The child learns the patterns of behavior needed to exist in his environment. The young learn not just how to subsist but how to exist socially. Boys learn what to wear and how to treat other boys and girls. They learn what behavior to expect from other children of the same and the other sex. They notice how their parents behave, often internalizing these patterns through their play, as, for example, when children dress up to play at weddings.
It is important to note the complementary nature of any role, since it includes both the expected behavior of that role and also the behavior expected in others towards that role. Furthermore, to be fully competent in their social existence, children must ultimately learn the relevance of third parties to themselves and to the others with whom they interact. It only by knowing each other's roles that we can.cooperate with one another. Children may play at roles like actors in the theatre, but ultimately they become these roles. The girl playing at mother takes on the characteristics of personality associated with women in that society; the personality expected in an American woman is different from that expected in an English woman. In their earliest years children are egocentric, but as they grow older they gradually achieve the capacity to put themselves in the positions of others.
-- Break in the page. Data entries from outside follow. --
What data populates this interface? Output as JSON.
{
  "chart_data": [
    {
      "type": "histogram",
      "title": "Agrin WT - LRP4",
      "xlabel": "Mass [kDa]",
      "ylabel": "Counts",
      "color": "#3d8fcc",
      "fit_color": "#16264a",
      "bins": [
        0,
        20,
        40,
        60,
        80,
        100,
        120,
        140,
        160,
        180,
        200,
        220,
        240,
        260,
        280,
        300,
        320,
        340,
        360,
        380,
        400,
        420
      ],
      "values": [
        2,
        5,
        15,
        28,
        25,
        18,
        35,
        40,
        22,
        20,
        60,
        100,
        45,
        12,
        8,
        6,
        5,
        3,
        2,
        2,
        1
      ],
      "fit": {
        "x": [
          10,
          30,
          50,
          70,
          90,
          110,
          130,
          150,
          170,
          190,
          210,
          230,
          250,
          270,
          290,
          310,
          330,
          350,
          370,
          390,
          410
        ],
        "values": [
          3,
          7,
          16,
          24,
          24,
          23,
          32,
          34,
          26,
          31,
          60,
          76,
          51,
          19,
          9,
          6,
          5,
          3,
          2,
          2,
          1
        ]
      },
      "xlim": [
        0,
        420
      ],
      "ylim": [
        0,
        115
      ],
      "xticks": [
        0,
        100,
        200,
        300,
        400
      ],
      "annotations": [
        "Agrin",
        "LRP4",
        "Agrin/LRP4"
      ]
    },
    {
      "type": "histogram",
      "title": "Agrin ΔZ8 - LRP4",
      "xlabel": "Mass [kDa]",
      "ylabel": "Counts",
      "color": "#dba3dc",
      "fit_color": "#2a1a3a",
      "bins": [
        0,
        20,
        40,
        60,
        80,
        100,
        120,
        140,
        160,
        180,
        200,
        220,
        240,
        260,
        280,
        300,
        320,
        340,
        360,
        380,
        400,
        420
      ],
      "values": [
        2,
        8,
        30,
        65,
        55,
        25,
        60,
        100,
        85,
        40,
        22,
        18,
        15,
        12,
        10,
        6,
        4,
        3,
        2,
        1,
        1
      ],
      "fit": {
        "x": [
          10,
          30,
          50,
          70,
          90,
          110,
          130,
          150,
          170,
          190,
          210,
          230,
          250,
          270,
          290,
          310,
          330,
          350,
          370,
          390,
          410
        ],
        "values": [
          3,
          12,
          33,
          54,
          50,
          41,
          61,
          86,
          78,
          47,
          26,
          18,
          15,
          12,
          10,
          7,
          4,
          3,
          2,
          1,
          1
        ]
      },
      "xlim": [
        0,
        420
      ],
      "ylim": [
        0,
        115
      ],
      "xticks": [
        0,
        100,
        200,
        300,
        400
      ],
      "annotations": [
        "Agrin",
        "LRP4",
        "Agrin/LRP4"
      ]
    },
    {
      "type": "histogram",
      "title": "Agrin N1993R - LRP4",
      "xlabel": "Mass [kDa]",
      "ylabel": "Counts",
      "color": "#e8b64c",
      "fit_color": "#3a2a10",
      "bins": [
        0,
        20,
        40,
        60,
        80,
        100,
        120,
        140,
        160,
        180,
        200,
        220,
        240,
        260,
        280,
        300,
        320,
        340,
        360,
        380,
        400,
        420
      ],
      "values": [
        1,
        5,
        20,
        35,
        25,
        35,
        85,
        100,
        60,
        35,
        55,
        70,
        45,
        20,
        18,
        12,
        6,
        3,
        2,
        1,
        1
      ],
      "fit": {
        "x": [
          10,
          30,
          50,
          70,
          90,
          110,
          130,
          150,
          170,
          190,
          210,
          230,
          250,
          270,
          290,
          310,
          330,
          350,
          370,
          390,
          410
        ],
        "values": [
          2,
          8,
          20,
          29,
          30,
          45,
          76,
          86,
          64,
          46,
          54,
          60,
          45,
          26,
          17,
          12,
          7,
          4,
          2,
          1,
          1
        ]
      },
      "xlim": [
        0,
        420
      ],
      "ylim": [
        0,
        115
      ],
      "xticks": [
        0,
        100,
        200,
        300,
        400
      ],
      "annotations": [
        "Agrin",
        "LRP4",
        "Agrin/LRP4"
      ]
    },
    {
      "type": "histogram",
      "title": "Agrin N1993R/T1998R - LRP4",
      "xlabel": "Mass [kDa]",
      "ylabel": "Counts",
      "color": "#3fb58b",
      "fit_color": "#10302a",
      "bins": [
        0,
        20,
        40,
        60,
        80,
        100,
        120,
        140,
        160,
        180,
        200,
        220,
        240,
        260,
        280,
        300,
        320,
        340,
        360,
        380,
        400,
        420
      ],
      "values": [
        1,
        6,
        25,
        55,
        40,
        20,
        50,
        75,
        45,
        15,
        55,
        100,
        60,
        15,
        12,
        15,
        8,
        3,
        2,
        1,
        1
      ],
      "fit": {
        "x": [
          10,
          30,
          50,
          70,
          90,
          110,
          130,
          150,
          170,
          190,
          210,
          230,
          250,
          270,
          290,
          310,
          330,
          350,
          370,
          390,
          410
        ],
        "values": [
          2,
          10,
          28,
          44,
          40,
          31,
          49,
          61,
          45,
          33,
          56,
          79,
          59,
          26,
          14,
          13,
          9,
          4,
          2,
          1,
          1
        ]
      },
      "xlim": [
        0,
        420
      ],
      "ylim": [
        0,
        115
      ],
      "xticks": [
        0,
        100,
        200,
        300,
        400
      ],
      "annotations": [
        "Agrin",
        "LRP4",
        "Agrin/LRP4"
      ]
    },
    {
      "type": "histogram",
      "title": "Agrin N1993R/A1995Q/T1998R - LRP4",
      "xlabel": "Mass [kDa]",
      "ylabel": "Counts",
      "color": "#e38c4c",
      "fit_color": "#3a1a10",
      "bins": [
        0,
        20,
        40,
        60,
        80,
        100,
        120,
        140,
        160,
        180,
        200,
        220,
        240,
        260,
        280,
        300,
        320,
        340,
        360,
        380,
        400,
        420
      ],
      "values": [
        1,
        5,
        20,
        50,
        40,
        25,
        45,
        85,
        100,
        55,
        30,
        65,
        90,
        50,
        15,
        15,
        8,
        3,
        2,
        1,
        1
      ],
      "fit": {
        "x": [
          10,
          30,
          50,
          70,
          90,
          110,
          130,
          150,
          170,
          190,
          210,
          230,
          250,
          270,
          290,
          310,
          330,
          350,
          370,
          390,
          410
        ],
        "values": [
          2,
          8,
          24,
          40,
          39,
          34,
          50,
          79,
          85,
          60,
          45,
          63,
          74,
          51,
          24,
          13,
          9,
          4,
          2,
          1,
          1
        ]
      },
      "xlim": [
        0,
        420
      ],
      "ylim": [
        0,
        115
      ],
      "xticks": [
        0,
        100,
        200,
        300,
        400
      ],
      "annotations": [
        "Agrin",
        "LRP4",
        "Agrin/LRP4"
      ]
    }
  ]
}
This process takes place mainly within the family. For example, the child comes to know that his mother may be too busy to attend to his immediate needs. In sociological terms he has begun to appreciate that roles are complementary. The child learns that age governs behavior as he watches his mother and father. He comes to have a wider view of adult roles as he makes visits with his parents and observes other adults. He also learns from his parents and other adults the many occupational and leisure roles that are current in his environment. As the child grows older the process becomes more complex.
The older child or adolescent comes into contact at school or at work with values that may be very different from those held within his own family. His parents, as members of an older generation, may not change their values as quickly as the younger generation. There can, therefore, be discontinuities between the values of the family and its young. This becomes more possible after the adolescent has left school, as he meets an even wider range of values. The young worker can have encountered three different and conflicting codes of honesty, that of the home, of the school and of the factory. Thus it is that the process of socialization often ends in conflict and sometimes in rebellion by the adolescent.